Detto questo però, non ce la sentiamo di definire il gameplay di Mafia: The Old Country carente, piuttosto lo definiremmo asciutto perchè tutti i suoi elementi hanno una funzione specifica e vengono curati nei minimi dettagli. Il combattimento ad esempio è uno dei capisaldi del gameplay che, pur essendo introdotto piuttosto tardi, offre tantissime sfaccettature.
L’arsenale di armi da fuoco è sorprendentemente ampio e adatto al periodo storico. Dalla rivoltella alla lupara, Enzo imbraccerà decine di armi diverse, che gli serviranno per uscire indenne dagli svariati incontri a fuoco, piuttosto frequenti nella seconda parte della storia. Si tratta di un sistema di combattimento semplice e rudimentale, nel quale Enzo cercherà copertura lungo le varie arene dove sterminerà sistematicamente i nemici, dotati di una IA non proprio all’avanguardia. Abbiamo a disposizione due slot per le armi, che possiamo sempre modificare durante lo scontro raccogliendo quelle dei nemici caduti. Ne risulta un sistema dinamico ma che è sempre a servizio di un obiettivo narrativo e non reggerebbe se fosse isolato dal contesto.
Un altro grande protagonista del combattimento è il coltello, arma storica della mafia siciliana di inizio secolo.
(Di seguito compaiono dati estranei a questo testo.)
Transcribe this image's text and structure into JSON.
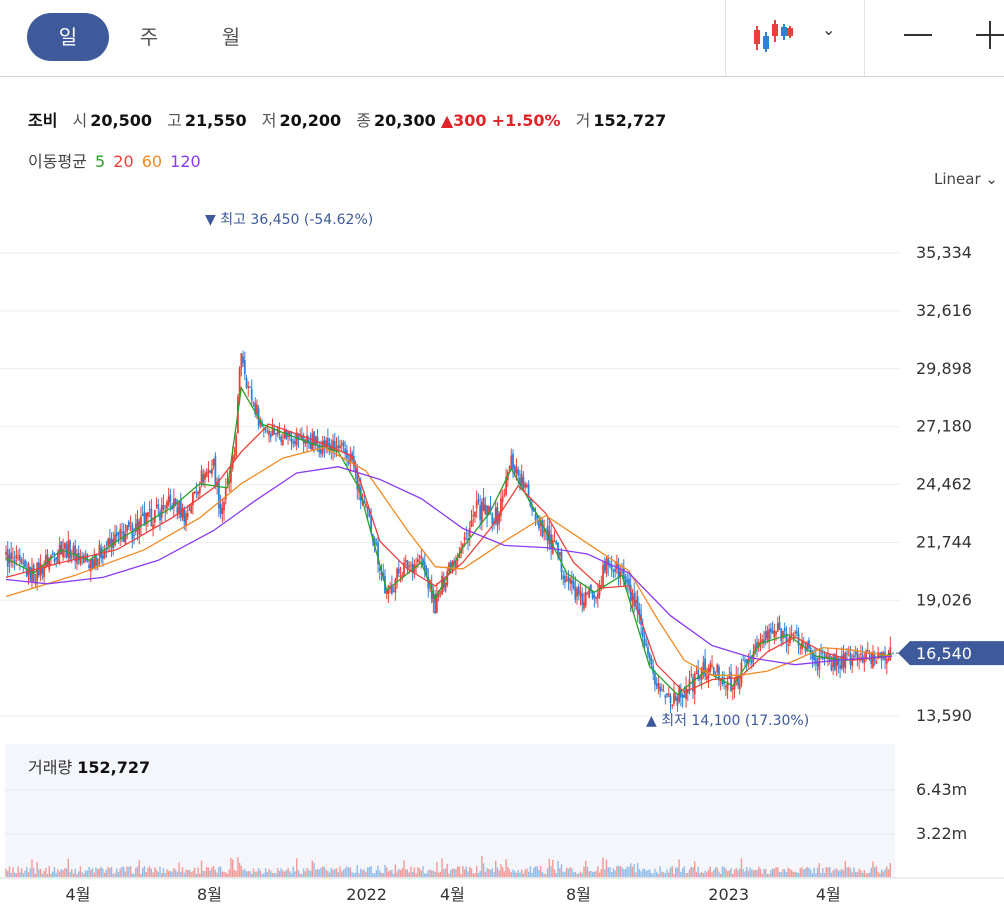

Il coltello può essere usato per aprire alcune casse dislocate nel livello o ad eliminare i nemici furtivamente, interagendo con uno stealth system che ci è apparso fin troppo semplificato.
I momenti in cui il coltelli diventano protagonisti però sono i duelli, vere e proprie boss-fight nelle quali Enzo affronterà alcuni degli antagonisti durante la sua avventura. Questa è stata un’aggiunta davvero azzeccata, perchè permettere di accendere i riflettori su una specifica rivalità e far culminare un arco narrativo con uno scontro all’ultimo sangue. A livello meccanico però non sono nulla di speciale. Si tratta semplicemente di schivare e parare i colpi avversari rispondendo poi a nostra volta fino a svuotare la barra della salute nemica.
I veicoli sono un altro strumento importante per la narrazione e il gameplay di Mafia: The Old Country. Essendo nella Sicilia di inizio Novecento, Enzo potrà sia guidare automobili che muoversi a cavallo fra le strade di campagna, potendo scegliere fra una nutrita varietà di opzioni.
Sia le automobili che i cavalli sono resi in maniera piuttosto realistica, perchè si avverte il peso del mezzo quando si impugna il pad. Specialmente i rumori delle automobili d’epoca e la loro scarsa manovrabilità sono riprodotti in maniera fedele da Hangar 13, che le ha modellate visitando garage ed esposizioni in tutta Europa per poter garantire un ritratto autentico.
Guidare lungo la mappa di Mafia: The Old Country è un’esperienza quasi terapeutica, perchè godersi il paesaggio virtuale così minuziosamente dettagliato ci trasporta la mente in un luogo e in un’epoca che non abbiamo mai vissuto, ma che ci sembra comunque familiare.
In conclusione Mafia: The Old Country è una vera e propria lettera d’amore alla terra siciliana, che ne racconta il fascino e le contraddizioni utilizzando un vettore perfetto come Enzo Favara. Insieme a lui scendiamo nelle profondità della vita criminale e ne tocchiamo con mano gli orrori, consapevoli che uscirne sarà un impresa.
Avete giocato a Mafia: The Old Country?